This
small village on the River Cray near the Old Maidstone Road was given
to Bishop Odo (c.1030 1097), the half brother of William the
Conqueror, along with nearby Ruxley as part of the
Domesday Survey in
1086.
During the reign of Richard I (1157 1199) the manor of Ruxley
(including North Cray) came into the possession of the Rokesle family.
The two parishes of North Cray and Ruxley were united in 1557 when the
hamlet of Ruxley with its church was abandoned.
From such inauspicious beginnings North Cray became almost a private
estate for the wealthy. By the beginning of the 18th century large
houses with magnificent ornate gardens lined the banks of the River
Cray. Houses such as North Cray Place, Loring Hall and Vale Mascal
were owned by people like Lord Castlereagh (Chief Secretary for
Ireland 1798 1801 and Foreign Secretary 1812 22) and Lord
Vansittart (Permanent Under-Secretary of State for Foreign Affairs
1930 38).
Perhaps the most important house in the area was North Cray
Place (formerly Pike Place). The earliest reference to it is
in 1738, when the house was sold to Jeffry Hetherington whose
descendants were clergymen at St Jamess Church. The house was
demolished in 1962 and the site used by Sidcup
and Chislehurst Urban District Council for the North Cray Housing
Estate.
But many of the other historic buildings in North Cray remain, despite
the building of a dual carriageway through the heart of the village in
1968. It was during the construction of this road that a medieval hall
house was discovered. The house was taken down and re-erected at the
Weald and Downland Museum in
the Sussex countryside near Chichester.
The Church of St James is essentially 19th-century, although it is
thought that a small church stood on the site as far back as Saxon
times.
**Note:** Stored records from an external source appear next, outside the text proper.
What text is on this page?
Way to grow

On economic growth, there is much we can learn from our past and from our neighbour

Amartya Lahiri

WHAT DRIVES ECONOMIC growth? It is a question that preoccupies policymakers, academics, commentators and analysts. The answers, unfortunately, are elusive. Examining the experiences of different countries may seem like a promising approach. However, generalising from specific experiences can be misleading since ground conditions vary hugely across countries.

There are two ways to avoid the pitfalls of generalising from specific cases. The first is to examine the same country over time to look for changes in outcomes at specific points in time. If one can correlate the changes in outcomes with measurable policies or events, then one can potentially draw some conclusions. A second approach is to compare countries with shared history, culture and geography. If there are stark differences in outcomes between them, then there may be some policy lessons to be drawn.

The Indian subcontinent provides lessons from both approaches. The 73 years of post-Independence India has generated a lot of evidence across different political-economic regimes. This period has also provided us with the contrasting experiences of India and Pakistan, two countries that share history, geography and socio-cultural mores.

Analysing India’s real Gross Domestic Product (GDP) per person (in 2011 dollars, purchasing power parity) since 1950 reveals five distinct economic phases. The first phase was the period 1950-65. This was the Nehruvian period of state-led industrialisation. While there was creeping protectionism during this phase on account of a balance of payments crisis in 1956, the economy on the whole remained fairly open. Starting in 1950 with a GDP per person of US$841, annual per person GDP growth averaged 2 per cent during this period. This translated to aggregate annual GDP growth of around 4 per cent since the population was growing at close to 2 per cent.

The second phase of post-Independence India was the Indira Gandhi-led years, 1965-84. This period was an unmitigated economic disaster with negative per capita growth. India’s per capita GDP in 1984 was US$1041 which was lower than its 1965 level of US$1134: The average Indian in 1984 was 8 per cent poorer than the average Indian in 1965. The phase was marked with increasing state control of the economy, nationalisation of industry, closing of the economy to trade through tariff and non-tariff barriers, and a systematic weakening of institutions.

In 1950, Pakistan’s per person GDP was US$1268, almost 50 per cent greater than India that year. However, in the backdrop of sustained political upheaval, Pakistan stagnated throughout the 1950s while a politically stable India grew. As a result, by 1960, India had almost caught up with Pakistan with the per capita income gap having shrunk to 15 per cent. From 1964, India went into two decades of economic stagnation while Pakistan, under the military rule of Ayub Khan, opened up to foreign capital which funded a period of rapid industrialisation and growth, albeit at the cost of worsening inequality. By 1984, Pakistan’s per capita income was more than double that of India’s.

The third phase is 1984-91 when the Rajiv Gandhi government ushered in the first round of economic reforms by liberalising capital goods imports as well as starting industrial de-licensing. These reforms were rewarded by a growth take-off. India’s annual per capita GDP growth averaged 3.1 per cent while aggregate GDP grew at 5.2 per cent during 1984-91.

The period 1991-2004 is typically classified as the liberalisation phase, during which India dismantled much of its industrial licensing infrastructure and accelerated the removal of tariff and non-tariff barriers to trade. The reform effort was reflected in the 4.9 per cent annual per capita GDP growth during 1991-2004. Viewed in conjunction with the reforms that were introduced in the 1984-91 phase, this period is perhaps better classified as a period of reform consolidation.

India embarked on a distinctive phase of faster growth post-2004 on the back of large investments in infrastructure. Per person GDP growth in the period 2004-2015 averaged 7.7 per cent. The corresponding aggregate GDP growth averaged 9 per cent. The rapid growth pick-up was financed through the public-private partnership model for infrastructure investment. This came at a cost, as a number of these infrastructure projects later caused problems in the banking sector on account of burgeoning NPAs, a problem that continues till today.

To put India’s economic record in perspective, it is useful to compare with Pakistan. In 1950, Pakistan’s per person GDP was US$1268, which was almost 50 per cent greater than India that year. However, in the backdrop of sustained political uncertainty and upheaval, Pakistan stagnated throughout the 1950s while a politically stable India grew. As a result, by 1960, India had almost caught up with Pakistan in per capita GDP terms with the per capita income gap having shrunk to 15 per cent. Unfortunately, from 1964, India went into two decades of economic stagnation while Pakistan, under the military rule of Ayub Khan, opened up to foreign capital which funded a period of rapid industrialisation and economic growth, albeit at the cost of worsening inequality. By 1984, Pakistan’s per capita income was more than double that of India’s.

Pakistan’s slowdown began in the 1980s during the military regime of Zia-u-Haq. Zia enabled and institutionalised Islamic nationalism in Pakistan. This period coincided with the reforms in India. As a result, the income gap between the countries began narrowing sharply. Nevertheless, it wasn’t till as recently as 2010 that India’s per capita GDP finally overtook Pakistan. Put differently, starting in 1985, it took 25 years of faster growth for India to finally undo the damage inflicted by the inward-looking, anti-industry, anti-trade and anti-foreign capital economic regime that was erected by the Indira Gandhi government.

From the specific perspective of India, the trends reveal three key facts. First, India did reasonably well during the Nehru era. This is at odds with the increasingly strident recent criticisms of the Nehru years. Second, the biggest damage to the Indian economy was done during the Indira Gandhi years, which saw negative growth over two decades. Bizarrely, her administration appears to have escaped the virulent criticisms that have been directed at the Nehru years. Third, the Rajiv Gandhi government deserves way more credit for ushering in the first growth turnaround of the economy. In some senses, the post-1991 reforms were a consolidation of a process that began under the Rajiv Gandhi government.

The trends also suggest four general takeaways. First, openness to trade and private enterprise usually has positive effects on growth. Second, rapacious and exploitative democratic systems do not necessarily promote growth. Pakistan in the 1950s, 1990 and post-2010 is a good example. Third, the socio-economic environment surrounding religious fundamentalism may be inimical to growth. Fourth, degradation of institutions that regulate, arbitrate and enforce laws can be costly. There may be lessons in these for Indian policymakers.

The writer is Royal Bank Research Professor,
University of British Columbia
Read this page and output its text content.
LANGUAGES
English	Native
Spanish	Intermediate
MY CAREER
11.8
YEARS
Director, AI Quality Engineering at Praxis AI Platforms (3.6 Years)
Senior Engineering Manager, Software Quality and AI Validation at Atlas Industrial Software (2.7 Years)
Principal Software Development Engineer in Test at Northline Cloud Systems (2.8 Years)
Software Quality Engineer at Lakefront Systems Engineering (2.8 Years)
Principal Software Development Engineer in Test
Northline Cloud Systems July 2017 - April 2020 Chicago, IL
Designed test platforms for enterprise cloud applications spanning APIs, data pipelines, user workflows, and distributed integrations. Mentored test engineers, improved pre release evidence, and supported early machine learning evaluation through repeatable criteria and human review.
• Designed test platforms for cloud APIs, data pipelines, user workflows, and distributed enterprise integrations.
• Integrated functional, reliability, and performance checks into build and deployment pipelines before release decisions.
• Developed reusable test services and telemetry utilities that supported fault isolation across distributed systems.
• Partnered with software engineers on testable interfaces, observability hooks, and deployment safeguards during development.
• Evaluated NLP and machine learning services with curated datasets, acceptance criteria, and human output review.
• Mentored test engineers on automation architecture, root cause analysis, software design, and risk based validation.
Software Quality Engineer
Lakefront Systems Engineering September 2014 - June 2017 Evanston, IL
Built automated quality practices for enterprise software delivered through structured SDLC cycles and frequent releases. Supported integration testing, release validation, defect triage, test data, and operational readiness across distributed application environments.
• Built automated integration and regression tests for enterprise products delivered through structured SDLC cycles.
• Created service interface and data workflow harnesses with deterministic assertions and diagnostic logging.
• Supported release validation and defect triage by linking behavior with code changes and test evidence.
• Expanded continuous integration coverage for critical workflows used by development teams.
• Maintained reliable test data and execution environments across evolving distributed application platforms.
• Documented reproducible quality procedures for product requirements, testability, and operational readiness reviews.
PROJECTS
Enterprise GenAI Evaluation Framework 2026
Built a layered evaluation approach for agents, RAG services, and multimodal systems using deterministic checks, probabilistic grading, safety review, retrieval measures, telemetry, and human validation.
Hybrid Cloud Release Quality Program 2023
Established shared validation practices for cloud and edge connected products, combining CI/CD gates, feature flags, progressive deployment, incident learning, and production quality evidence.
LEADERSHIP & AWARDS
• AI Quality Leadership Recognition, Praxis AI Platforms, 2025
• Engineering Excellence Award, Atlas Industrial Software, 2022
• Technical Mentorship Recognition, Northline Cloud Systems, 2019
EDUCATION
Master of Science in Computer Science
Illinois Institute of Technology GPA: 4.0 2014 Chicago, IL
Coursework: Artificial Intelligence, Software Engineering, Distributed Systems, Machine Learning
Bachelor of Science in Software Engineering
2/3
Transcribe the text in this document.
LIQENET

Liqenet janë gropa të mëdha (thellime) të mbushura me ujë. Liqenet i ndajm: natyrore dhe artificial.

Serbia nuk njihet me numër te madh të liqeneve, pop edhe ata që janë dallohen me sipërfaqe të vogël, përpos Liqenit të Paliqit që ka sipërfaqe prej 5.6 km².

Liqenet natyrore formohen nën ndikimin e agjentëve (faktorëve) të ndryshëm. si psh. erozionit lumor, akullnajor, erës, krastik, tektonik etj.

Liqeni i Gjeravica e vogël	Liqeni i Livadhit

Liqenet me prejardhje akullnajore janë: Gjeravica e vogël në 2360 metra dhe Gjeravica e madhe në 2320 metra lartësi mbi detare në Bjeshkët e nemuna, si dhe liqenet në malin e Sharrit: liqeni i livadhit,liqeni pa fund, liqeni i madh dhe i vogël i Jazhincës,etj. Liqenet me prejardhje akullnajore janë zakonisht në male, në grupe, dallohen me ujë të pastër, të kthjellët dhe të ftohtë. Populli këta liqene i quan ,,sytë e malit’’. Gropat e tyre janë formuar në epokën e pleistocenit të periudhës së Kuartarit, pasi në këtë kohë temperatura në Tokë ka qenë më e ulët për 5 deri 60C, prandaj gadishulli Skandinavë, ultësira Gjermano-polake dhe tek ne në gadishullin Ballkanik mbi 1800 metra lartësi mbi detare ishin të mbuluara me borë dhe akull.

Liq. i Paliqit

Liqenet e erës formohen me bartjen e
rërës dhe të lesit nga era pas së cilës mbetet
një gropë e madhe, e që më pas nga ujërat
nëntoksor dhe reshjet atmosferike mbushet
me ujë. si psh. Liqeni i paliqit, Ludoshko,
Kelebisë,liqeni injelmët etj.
The nave of the current church was built in 1850 52, the
chancel in 1871 and the tower in 1857.
The area had its own school from 1777. The surviving school and
schoolhouse, formerly North Cray National School but now owned
privately, were built in 1860.
Foots Cray Meadows were formed from the part of the combined
estates of Foots Cray
and North Cray Places and these were linked by Five Arches Bridge,
built in 1782 as part of a major redesigning of the gardens
thought to have been carried out by Capability Brown (1715
83).
The village retains much of its character, especially in the area
around The White Cross pub and Loring Hall.